How to cite this article:
Doumit M. Quality management - Dental office applications. Indian J Dent Res 2017;28:593

How to cite this URL:
Doumit M. Quality management - Dental office applications. Indian J Dent Res [serial online] 2017 [cited 2018 Jan 18];28:593. Available from: http://www.ijdr.in/text.asp?2017/28/6/593/221050



For several years, participating to a continuing professional development or to a convention has become almost mandatory.

Today, the quality management is needed as a matter of innovation although not consistently applied by all colleagues.

Do you know “Quality Management?” It is what allows you to work in better conditions by aiming to a better practice, by anticipating problems, and seeking to federate teamwork.

This is also, what ensures the safety of dental practice and comfort for the dental team and all the patients.

The term quality management has often been misused, leading many colleagues to ignore and to systematically neglect this issue. Yet, many companies use it. Its purpose is not to increase profits but rather to improve the working conditions and therefore cohesion.

The quality management means “write what you do, and do what is written” in compliance with the recommendations and standards. Each member of the medical team is involved in a common project for improving the safety and well-being of all, including the patient.

This process is not taught in the dental curriculum, and practitioners often think that they know it instinctively. However, intuition and luck have no place in the role of a leader business manager!

Many standards, repositories, and good practice guidelines, which are updated regularly, govern the practice of the dental profession.

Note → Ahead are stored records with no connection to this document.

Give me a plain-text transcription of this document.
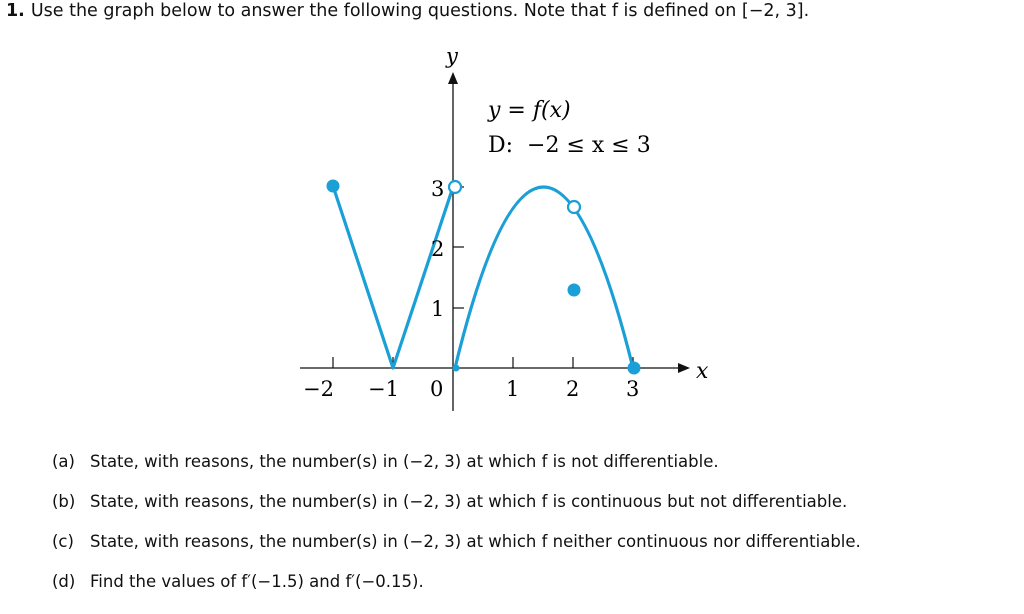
1. Use the graph below to answer the following questions. Note that f is defined on [−2, 3].
y
x
y = f(x)
D:  −2 ≤ x ≤ 3
−2 −1 0	1 2 3
1
2
3
(a) State, with reasons, the number(s) in (−2, 3) at which f is not differentiable.
(b) State, with reasons, the number(s) in (−2, 3) at which f is continuous but not differentiable.
(c) State, with reasons, the number(s) in (−2, 3) at which f neither continuous nor differentiable.
(d) Find the values of f′(−1.5) and f′(−0.15).
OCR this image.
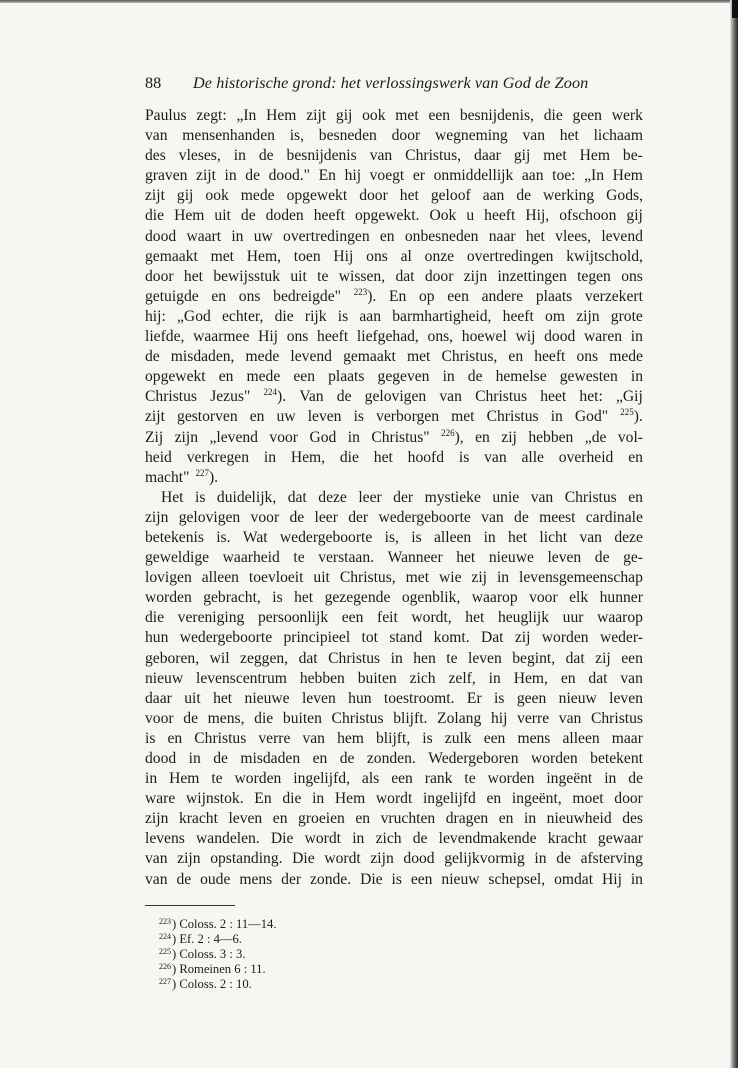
88	De historische grond: het verlossingswerk van God de Zoon
Paulus zegt: „In Hem zijt gij ook met een besnijdenis, die geen werk
van mensenhanden is, besneden door wegneming van het lichaam
des vleses, in de besnijdenis van Christus, daar gij met Hem be-
graven zijt in de dood." En hij voegt er onmiddellijk aan toe: „In Hem
zijt gij ook mede opgewekt door het geloof aan de werking Gods,
die Hem uit de doden heeft opgewekt. Ook u heeft Hij, ofschoon gij
dood waart in uw overtredingen en onbesneden naar het vlees, levend
gemaakt met Hem, toen Hij ons al onze overtredingen kwijtschold,
door het bewijsstuk uit te wissen, dat door zijn inzettingen tegen ons
getuigde en ons bedreigde" $^{223}$). En op een andere plaats verzekert
hij: „God echter, die rijk is aan barmhartigheid, heeft om zijn grote
liefde, waarmee Hij ons heeft liefgehad, ons, hoewel wij dood waren in
de misdaden, mede levend gemaakt met Christus, en heeft ons mede
opgewekt en mede een plaats gegeven in de hemelse gewesten in
Christus Jezus" $^{224}$). Van de gelovigen van Christus heet het: „Gij
zijt gestorven en uw leven is verborgen met Christus in God" $^{225}$).
Zij zijn „levend voor God in Christus" $^{226}$), en zij hebben „de vol-
heid verkregen in Hem, die het hoofd is van alle overheid en
macht" $^{227}$).
Het is duidelijk, dat deze leer der mystieke unie van Christus en
zijn gelovigen voor de leer der wedergeboorte van de meest cardinale
betekenis is. Wat wedergeboorte is, is alleen in het licht van deze
geweldige waarheid te verstaan. Wanneer het nieuwe leven de ge-
lovigen alleen toevloeit uit Christus, met wie zij in levensgemeenschap
worden gebracht, is het gezegende ogenblik, waarop voor elk hunner
die vereniging persoonlijk een feit wordt, het heuglijk uur waarop
hun wedergeboorte principieel tot stand komt. Dat zij worden weder-
geboren, wil zeggen, dat Christus in hen te leven begint, dat zij een
nieuw levenscentrum hebben buiten zich zelf, in Hem, en dat van
daar uit het nieuwe leven hun toestroomt. Er is geen nieuw leven
voor de mens, die buiten Christus blijft. Zolang hij verre van Christus
is en Christus verre van hem blijft, is zulk een mens alleen maar
dood in de misdaden en de zonden. Wedergeboren worden betekent
in Hem te worden ingelijfd, als een rank te worden ingeënt in de
ware wijnstok. En die in Hem wordt ingelijfd en ingeënt, moet door
zijn kracht leven en groeien en vruchten dragen en in nieuwheid des
levens wandelen. Die wordt in zich de levendmakende kracht gewaar
van zijn opstanding. Die wordt zijn dood gelijkvormig in de afsterving
van de oude mens der zonde. Die is een nieuw schepsel, omdat Hij in
$^{223}$) Coloss. 2 : 11—14.
$^{224}$) Ef. 2 : 4—6.
$^{225}$) Coloss. 3 : 3.
$^{226}$) Romeinen 6 : 11.
$^{227}$) Coloss. 2 : 10.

Specifically, the quality management is to write a quality manual that will determine the optimal operation of the dental practice. Thus, for the chain sterilization, it will be a checklist declining all necessary measures for its implementation. First, gestures are observed; actions are noted and compared to bibliographic research, and then, adapted to the structure. Once written, one should test and modify written procedures and adapt them to the practical application to enable continuous improvement of professional practice.

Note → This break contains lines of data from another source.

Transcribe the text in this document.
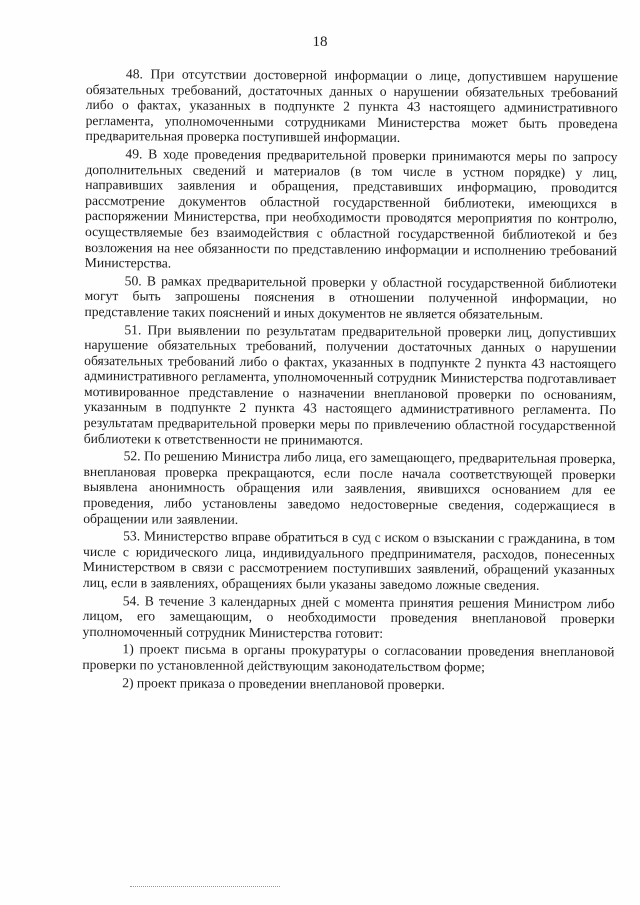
18

48. При отсутствии достоверной информации о лице, допустившем нарушение обязательных требований, достаточных данных о нарушении обязательных требований либо о фактах, указанных в подпункте 2 пункта 43 настоящего административного регламента, уполномоченными сотрудниками Министерства может быть проведена предварительная проверка поступившей информации.

49. В ходе проведения предварительной проверки принимаются меры по запросу дополнительных сведений и материалов (в том числе в устном порядке) у лиц, направивших заявления и обращения, представивших информацию, проводится рассмотрение документов областной государственной библиотеки, имеющихся в распоряжении Министерства, при необходимости проводятся мероприятия по контролю, осуществляемые без взаимодействия с областной государственной библиотекой и без возложения на нее обязанности по представлению информации и исполнению требований Министерства.

50. В рамках предварительной проверки у областной государственной библиотеки могут быть запрошены пояснения в отношении полученной информации, но представление таких пояснений и иных документов не является обязательным.

51. При выявлении по результатам предварительной проверки лиц, допустивших нарушение обязательных требований, получении достаточных данных о нарушении обязательных требований либо о фактах, указанных в подпункте 2 пункта 43 настоящего административного регламента, уполномоченный сотрудник Министерства подготавливает мотивированное представление о назначении внеплановой проверки по основаниям, указанным в подпункте 2 пункта 43 настоящего административного регламента. По результатам предварительной проверки меры по привлечению областной государственной библиотеки к ответственности не принимаются.

52. По решению Министра либо лица, его замещающего, предварительная проверка, внеплановая проверка прекращаются, если после начала соответствующей проверки выявлена анонимность обращения или заявления, явившихся основанием для ее проведения, либо установлены заведомо недостоверные сведения, содержащиеся в обращении или заявлении.

53. Министерство вправе обратиться в суд с иском о взыскании с гражданина, в том числе с юридического лица, индивидуального предпринимателя, расходов, понесенных Министерством в связи с рассмотрением поступивших заявлений, обращений указанных лиц, если в заявлениях, обращениях были указаны заведомо ложные сведения.

54. В течение 3 календарных дней с момента принятия решения Министром либо лицом, его замещающим, о необходимости проведения внеплановой проверки уполномоченный сотрудник Министерства готовит:

1) проект письма в органы прокуратуры о согласовании проведения внеплановой проверки по установленной действующим законодательством форме;

2) проект приказа о проведении внеплановой проверки.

To obtain the team support to the project, it is necessary to explain the added value and hold debriefing meetings monthly. Each time, objectives must first be exposed to allow everyone to prepare his answers; it is also possible to receive training or to use an outside consultant to exert this procedure in a dental office.

The quality management is also called “continuous improvement” because when changing repository or standards, it requires retesting the work, completing or rewriting it.

For the chain of sterilization, we can establish an evaluation grid recognized by several authorities for its simplicity and effectiveness. This is necessary because habit and mechanical repletion of gestures often generate errors and omissions, even among the most motivated team member. Questioning ourself contributes regularly to maintain the performance of the structure.

The entire above context is part of the quality manual that includes preventive actions identified by the team and that the practitioner will perform during the year to avoid accidents and improve working conditions. In fact, the identification and prevention of risks in establishments that receive patients are the responsibility of the business leader, and in our case, the dentist has to apply the mandatory quality management.

Finally, to be sure of being up to date and to deal with the mass of information and new documentations that invade dental offices, it is important not to hesitate to seek data processing to optimize documentary management.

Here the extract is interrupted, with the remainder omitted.